Net income is earned revenues minus incurred expenses. It follows gross income and operating income and is a final monthly, quarterly or annual report. A net income statement is important for potential investors and creditors, but it does not always show the company's actual development. For instance, after a high one-time asset sale, monthly net income may be higher than operating income, followed by much lower quarterly net income.
Total cash flow is the operative cash flow plus the net working capital of the company. The net working capital is the difference between assets and liabilities. The operative cash flow reports inflows and outflows as a result of regular operating activities. The best demonstration of operating cash flow is the cash cycle, which converts accrual accounting based sales into cash.

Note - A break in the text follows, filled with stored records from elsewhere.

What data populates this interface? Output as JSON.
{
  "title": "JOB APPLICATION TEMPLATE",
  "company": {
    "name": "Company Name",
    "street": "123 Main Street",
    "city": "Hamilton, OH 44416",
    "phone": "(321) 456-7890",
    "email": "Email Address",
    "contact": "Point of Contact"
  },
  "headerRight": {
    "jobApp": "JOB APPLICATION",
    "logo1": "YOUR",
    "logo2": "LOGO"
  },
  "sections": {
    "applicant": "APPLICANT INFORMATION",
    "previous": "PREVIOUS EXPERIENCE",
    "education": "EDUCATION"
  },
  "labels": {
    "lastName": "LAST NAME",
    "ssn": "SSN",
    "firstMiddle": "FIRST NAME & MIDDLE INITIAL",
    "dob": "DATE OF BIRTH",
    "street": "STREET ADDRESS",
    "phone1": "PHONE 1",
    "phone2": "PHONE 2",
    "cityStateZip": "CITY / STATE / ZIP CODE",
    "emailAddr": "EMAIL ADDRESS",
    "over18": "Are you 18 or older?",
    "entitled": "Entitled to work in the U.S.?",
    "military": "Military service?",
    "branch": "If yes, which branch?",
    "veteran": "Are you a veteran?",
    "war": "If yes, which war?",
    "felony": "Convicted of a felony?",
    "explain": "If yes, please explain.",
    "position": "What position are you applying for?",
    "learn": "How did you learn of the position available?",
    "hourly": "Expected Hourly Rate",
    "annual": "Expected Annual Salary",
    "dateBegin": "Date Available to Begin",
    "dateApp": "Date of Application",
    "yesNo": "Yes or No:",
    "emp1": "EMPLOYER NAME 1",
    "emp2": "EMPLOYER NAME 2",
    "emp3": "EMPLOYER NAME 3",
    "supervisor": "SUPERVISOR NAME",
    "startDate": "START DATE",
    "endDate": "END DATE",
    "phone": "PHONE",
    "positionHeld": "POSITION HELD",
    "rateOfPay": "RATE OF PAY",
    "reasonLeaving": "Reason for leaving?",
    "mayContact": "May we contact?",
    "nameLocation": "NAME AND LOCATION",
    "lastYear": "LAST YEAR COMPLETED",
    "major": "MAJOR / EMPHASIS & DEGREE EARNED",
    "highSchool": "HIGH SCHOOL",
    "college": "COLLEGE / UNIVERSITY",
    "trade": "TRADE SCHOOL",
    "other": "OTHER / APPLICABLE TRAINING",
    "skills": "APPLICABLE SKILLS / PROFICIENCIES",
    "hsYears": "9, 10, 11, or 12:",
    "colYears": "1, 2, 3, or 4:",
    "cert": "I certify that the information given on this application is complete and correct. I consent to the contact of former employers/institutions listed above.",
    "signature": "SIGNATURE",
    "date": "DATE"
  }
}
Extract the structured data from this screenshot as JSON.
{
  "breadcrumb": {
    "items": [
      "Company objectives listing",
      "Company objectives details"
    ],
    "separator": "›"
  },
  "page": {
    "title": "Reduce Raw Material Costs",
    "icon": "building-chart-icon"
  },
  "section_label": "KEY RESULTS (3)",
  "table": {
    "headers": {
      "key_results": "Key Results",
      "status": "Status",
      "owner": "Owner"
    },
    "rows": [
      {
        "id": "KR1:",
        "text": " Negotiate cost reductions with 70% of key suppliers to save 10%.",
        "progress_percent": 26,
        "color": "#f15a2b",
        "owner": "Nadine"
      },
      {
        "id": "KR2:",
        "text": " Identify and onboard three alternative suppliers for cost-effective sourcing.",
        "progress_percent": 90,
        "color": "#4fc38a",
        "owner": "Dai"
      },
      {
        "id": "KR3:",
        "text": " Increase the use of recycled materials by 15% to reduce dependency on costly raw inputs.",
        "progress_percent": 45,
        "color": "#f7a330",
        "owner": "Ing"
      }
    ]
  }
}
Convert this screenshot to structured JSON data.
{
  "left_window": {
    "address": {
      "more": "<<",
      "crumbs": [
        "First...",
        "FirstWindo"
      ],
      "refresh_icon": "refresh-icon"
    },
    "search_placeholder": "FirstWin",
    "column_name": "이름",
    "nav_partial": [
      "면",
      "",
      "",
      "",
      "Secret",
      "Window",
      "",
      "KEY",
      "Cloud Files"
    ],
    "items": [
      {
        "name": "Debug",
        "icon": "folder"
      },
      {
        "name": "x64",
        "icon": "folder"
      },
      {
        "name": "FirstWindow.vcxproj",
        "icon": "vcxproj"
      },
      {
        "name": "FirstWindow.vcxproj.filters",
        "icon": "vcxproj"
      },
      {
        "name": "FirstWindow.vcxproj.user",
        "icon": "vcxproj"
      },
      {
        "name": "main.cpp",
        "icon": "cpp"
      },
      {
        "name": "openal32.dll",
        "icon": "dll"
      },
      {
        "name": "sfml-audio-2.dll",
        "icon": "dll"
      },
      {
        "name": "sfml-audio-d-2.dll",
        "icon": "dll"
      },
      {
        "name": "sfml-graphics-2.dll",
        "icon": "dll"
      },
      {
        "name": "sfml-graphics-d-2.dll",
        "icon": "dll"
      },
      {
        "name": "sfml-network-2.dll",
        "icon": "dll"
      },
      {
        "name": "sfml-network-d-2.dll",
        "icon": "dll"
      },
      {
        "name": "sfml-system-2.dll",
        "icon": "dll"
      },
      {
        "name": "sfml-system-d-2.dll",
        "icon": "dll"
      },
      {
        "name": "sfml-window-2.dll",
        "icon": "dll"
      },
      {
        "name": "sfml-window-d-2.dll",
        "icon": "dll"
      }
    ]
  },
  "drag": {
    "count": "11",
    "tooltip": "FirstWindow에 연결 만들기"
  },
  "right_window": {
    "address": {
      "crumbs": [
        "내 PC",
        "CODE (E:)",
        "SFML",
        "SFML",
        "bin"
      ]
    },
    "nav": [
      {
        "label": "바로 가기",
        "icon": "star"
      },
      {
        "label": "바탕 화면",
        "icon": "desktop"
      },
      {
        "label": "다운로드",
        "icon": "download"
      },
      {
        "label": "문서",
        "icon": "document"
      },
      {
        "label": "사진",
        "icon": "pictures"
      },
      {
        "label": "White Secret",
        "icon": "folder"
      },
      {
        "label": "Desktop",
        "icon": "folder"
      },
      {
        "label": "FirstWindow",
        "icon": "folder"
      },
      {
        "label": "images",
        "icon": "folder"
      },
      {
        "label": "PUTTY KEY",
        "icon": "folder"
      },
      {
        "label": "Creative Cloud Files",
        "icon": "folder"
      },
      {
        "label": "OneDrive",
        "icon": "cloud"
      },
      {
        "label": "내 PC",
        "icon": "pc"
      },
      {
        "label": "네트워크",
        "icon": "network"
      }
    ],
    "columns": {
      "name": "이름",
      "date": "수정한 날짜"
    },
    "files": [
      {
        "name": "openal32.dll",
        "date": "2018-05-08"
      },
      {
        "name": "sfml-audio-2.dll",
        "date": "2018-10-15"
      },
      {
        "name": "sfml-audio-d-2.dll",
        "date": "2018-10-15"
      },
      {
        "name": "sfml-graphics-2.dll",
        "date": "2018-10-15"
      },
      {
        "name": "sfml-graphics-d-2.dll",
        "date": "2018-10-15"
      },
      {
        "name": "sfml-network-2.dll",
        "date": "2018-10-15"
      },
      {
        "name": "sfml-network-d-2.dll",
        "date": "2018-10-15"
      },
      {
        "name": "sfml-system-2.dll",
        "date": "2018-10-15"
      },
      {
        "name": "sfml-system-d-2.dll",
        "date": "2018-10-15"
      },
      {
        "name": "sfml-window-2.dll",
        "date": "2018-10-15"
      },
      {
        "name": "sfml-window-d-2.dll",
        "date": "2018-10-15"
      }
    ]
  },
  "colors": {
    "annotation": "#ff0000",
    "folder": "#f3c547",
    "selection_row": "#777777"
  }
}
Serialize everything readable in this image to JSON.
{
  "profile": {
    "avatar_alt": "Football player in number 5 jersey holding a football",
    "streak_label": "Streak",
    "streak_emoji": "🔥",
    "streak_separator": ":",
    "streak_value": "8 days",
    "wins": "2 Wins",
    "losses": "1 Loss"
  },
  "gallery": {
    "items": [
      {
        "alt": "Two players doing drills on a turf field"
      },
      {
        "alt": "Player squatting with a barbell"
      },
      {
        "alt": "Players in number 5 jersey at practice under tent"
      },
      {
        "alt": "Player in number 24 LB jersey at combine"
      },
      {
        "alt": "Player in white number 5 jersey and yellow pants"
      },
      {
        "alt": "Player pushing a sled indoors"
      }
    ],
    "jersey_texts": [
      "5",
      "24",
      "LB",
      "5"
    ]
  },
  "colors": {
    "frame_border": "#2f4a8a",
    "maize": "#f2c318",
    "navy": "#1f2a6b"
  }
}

Cash flow and net income statements are different in most cases, because there is a time gap between documented sales and actual payments. The situation is under control if the invoiced customers pay in cash during the next period. If the payments are postponed further, there is a larger difference between net income and operative cash flow statements. If the trend does not change, the annual report may demonstrate equally low total cash flow and net income.
Usually, rapidly developing companies report low net income as they invest in improvement and expansion. In the long run, high operating cash flow brings a stable net income raise, though some periods may show net income decreasing tendency.
Constant generation of cash inflow is more important for a company's success than accrual accounting. Cash flow is a better criterion and barometer of a company's financial health. Managers and investors can avoid many traps if they pay more attention to operating cash flow analyses.